Walmart avait fait sensation en augmentant la paye de 500 000 de ses employés mais semble aujourd'hui le regretter: cette revalorisation a plombé ses comptes, affirme le géant américain qui relance ainsi le débat sur le salaire minimum aux États-Unis.

Premier employeur du pays, le groupe de distribution a drastiquement révisé ses prévisions de bénéfices mercredi en désignant notamment un coupable: son programme de revalorisation salariale dévoilé en février et visant à faire passer le salaire horaire minimum à 10 dollars, contre 7,25 au niveau fédéral.

Arraché sous la pression des syndicats, ce coup de pouce avait fait boule de neige, entraînant notamment McDonald's dans son sillage, au moment où de nombreux États (New York...) et grandes villes (Los Angeles, Seattle...) passaient également à l'action pour contourner l'hostilité des républicains au Congrès.

La mauvaise passe de Walmart pourrait toutefois freiner cette tendance et n'a d'ailleurs pas manqué de faire réagir les --nombreux-- opposants à une hausse du salaire minimum, qui n'a pas été revalorisé au niveau fédéral depuis 2009.

«La révélation par Walmart que leur programme de hausse de salaires contribue à leurs résultats décevants confirme le fait indéniable qu'une hausse des salaires a un important impact, même sur les plus gros employeurs», déclare à l'AFP Randy Johnson, un des responsables du puissant lobby patronal de l'US Chamber of Commerce.

Le raisonnement est connu: les entreprises mettraient leur rentabilité en péril en augmentant leur salariés.

«Si même Walmart en ressent les effets, d'autres employeurs auront certainement les mêmes problèmes», ajoute M. Johnson dans son courriel.

Cet argument a aussitôt été utilisé pour faire pièce au mouvement de salariés de fast-food qui ont multiplié les actions de coup de poing aux États-Unis et réclament toujours une hausse du salaire minimum à 15 dollars.

Une telle hausse «signifiera sans aucun doute que l'emploi de nombreuses personnes serait en péril», estime Tim Worstall, économiste à l'Adam Institute de Londres. «Les entreprises devront recourir massivement à une main d'oeuvre bien formée (...) plutôt qu'à un plus grand nombre de travailleurs peu qualifiés», affirme-t-il dans une tribune publiée par le magazine Forbes.

«Absurde» 

Instruits par les mésaventures de Walmart, les grands groupes vont-ils vraiment freiner le pas avant de relever les salaires?
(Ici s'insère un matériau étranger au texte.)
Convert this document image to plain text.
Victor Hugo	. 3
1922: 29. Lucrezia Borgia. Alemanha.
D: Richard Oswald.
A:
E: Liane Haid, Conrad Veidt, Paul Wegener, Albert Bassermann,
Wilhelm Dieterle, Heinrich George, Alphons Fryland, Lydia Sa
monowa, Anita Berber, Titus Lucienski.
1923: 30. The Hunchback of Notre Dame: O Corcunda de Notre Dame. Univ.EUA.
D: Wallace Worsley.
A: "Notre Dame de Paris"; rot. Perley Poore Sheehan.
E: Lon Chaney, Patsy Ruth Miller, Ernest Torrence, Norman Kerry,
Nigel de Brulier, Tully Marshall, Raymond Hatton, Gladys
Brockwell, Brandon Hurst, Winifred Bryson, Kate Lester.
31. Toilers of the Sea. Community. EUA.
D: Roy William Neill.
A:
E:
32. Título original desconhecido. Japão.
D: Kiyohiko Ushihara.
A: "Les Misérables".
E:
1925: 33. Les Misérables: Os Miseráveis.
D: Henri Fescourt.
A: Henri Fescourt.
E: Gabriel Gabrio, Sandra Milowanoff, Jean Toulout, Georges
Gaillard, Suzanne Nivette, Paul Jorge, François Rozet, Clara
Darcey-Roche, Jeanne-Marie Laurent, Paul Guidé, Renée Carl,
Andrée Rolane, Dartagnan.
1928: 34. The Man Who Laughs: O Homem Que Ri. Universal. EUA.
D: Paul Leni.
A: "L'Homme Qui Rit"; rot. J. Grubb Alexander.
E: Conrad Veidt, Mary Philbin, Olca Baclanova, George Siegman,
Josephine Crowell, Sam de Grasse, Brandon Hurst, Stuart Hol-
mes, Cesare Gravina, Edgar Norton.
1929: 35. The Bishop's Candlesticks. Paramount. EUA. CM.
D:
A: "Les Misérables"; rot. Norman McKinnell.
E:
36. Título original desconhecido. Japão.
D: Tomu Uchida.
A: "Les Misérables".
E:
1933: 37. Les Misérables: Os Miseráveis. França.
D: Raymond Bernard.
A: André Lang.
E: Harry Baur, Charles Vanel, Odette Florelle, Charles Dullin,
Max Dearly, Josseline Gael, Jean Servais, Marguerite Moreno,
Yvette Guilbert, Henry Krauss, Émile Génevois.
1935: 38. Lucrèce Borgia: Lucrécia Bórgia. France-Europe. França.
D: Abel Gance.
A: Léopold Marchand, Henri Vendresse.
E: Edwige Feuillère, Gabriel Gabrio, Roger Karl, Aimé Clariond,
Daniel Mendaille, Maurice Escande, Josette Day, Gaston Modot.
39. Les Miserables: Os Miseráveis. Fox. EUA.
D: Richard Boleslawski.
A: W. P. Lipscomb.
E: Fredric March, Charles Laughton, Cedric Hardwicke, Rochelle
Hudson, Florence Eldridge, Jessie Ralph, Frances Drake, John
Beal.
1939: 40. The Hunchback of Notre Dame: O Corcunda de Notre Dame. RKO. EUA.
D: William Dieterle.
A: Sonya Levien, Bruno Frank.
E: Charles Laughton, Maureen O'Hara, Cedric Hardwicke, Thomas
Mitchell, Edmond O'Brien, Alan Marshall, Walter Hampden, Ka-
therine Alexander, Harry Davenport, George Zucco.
La question est ouverte.

«Les entreprises pour qui cela a un fondement économique continueront à accorder des augmentations», affirme à l'AFP Michael Strain, du think tank conservateur American Enterprise Institute.

Mais celles qui sont tentées de le faire pour des raisons de relations publiques «y réfléchiront à deux fois», ajoute-t-il, affirmant que les entreprises risquent d'être écartelées entre deux logiques: séduire le grand public ou dorloter les actionnaires.

«Les gens attachés à la responsabilité sociale des entreprises diront: "Vous augmentez les salaires volontairement, c'est génial!". Mais les milieux d'affaires diront plutôt: "Ça fait vraiment pas du bien aux bénéfices"», souligne M. Strain.

Les experts ne sont toutefois pas tous du même avis.

Chercheur à l'Economic Policy Institute de Washington, David Cooper tient d'abord à relativiser l'impact négatif du coup de pouce salarial pour Walmart.

«L'idée que cette hausse des salaires menacerait la rentabilité de l'entreprise est totalement absurde», affirme à l'AFP cet expert, rappelant que le coût de la revalorisation (1,5 milliard de dollars) ne représente que 0,3% du chiffre d'affaires du groupe.

«Ce n'est qu'une goutte d'eau dans un vaste océan», ajoute-t-il, rappelant que les mauvais résultats de Walmart tiennent aussi à la concurrence accrue du commerce en ligne et au poids du dollar fort.

Surtout, lui et d'autres assurent que les effets bénéfiques d'une hausse de salaire ne peuvent être perçus que sur le long-terme.

«Investir de l'argent sur la main d'oeuvre ne satisfera peut-être pas les investisseurs à court terme», développe-t-il, mais c'est judicieux au moment où les États-Unis se rapprochent du plein emploi.

«Il va y avoir plus de compétition pour attirer et retenir les meilleurs salariés», assure M. Cooper. «S'ils sont mieux payés, ils resteront plus longtemps et permettront ainsi de réaliser des économies sur les importants coûts liés au remplacement de salariés».